Elena había pensado que exageraba. Pero Mateo insistía.
—Algún día deberíamos construir un refugio bajo tierra. Solo por si acaso.
Nunca tuvieron tiempo.
Después de su muerte, Elena encontró en el taller de Mateo un cuaderno lleno de dibujos y planes. Había esquemas de un refugio subterráneo: ventilación, estanterías, depósitos de agua, incluso una pequeña estufa.

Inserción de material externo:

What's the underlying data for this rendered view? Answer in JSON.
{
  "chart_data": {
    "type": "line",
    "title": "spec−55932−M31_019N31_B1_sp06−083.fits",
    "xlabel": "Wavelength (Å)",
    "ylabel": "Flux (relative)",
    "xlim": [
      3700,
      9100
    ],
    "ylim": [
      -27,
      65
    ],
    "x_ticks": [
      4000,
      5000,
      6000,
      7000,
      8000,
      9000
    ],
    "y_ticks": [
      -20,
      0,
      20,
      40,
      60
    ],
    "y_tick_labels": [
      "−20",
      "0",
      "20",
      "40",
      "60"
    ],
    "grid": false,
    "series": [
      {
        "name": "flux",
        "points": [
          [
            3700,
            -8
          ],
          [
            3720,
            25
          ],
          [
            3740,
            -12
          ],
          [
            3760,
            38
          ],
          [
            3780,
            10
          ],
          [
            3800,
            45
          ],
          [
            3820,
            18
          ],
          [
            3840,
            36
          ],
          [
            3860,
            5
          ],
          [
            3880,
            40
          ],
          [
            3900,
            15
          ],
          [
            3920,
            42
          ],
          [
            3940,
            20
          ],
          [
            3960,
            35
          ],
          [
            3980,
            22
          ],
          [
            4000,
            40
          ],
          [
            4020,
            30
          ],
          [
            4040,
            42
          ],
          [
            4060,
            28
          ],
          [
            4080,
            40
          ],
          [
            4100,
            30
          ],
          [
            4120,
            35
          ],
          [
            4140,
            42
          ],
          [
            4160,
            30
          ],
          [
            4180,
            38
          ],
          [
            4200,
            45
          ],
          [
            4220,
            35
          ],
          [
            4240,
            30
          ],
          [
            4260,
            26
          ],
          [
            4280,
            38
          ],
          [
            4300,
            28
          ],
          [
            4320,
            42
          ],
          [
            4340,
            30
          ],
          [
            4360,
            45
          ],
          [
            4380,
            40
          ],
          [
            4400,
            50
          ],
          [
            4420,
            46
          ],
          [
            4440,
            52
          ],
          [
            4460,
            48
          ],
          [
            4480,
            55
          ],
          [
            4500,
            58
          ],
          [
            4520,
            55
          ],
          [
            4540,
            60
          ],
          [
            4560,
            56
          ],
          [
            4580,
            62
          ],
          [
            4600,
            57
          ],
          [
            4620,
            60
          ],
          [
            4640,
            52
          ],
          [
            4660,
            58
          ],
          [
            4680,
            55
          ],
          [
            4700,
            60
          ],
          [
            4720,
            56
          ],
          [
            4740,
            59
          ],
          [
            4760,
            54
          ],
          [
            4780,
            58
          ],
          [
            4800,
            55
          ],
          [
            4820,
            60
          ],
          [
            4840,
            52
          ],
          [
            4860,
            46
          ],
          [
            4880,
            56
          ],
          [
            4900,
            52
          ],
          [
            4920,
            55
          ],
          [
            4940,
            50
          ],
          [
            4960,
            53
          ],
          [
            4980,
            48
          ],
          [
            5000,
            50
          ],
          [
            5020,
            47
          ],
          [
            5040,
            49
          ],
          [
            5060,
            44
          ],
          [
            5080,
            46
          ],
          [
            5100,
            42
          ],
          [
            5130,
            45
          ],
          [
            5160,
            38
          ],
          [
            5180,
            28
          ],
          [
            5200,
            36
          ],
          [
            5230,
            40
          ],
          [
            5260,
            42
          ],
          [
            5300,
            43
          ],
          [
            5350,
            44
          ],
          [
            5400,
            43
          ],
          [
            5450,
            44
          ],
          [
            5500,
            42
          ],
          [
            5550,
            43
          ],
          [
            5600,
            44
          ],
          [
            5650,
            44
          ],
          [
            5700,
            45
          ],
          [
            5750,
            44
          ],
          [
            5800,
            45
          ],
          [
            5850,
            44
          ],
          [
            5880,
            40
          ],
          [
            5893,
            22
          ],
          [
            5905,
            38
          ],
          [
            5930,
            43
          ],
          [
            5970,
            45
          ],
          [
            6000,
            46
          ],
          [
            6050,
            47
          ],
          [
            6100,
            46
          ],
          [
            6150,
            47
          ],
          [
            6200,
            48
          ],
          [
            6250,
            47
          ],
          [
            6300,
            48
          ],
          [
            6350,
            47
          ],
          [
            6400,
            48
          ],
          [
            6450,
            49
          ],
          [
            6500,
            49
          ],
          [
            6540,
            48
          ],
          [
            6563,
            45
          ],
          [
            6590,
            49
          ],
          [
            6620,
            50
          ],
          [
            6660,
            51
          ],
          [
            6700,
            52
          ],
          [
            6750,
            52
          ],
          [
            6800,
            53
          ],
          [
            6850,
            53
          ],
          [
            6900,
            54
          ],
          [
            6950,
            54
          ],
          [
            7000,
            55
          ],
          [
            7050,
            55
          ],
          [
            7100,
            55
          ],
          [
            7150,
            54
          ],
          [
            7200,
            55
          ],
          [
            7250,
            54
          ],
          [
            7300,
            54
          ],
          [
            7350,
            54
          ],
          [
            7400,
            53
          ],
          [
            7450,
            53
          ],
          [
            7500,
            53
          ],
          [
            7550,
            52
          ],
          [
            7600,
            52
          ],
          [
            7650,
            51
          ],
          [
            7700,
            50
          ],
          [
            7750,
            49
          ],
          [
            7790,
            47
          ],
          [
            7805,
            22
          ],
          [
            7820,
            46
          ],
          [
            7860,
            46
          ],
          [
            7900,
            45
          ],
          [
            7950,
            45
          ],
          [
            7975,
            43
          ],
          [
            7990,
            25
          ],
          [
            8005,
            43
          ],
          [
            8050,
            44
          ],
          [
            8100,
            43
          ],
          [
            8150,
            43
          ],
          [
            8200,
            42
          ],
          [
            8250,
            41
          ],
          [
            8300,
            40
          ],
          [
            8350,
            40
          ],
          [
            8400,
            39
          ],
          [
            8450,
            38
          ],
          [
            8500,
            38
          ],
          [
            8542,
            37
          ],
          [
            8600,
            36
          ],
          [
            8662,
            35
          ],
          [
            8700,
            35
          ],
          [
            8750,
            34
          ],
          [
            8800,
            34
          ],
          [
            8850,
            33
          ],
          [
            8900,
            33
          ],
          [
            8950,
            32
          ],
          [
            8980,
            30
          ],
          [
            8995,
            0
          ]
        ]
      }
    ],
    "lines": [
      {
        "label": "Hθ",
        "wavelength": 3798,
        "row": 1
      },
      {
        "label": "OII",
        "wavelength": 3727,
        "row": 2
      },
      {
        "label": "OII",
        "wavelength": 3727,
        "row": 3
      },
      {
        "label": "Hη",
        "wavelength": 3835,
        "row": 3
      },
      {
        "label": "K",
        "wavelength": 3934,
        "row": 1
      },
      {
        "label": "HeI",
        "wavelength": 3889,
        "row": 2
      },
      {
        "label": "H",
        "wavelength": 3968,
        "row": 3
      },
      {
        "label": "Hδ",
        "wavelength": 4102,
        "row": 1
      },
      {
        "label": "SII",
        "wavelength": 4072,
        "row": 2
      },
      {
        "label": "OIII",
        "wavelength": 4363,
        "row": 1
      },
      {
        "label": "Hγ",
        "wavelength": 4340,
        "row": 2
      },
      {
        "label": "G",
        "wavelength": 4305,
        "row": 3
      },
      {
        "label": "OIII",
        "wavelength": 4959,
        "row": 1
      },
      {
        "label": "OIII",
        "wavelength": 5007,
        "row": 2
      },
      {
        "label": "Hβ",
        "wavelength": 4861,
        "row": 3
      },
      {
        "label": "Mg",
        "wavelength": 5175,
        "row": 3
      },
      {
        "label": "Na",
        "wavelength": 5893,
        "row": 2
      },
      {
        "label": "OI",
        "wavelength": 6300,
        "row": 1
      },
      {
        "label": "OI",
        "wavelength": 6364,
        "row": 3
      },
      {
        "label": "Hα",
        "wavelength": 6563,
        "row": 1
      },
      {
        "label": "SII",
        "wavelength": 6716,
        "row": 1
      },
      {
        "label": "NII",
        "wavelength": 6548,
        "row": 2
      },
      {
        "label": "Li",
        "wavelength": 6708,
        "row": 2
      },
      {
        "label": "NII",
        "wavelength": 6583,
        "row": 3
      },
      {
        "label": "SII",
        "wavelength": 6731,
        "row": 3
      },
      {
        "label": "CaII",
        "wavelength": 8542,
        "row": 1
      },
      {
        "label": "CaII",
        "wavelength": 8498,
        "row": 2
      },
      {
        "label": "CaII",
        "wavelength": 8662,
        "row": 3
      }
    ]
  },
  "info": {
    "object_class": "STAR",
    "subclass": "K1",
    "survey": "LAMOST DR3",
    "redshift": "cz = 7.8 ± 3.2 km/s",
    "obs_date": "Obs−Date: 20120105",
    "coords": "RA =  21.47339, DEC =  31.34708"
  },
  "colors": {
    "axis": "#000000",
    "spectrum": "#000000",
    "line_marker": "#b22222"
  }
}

Durante mucho tiempo Elena guardó ese cuaderno sin tocarlo. Hasta que, un día de verano, una tormenta inesperada azotó la montaña con una fuerza brutal. Árboles caídos, caminos bloqueados, electricidad cortada durante dos días.
Aquella noche Elena abrió el cuaderno.
Y decidió terminar lo que Mateo había empezado.
Por eso trabajaba todos los días. Cavó casi dos metros bajo tierra. Reforzó las paredes con madera gruesa. Instaló un pequeño tubo de ventilación que sobresalía entre unos arbustos para que nadie lo notara. Dentro colocó estanterías con conservas, agua, mantas, velas y una vieja estufa de hierro.
No era un búnker militar. Era simplemente un refugio.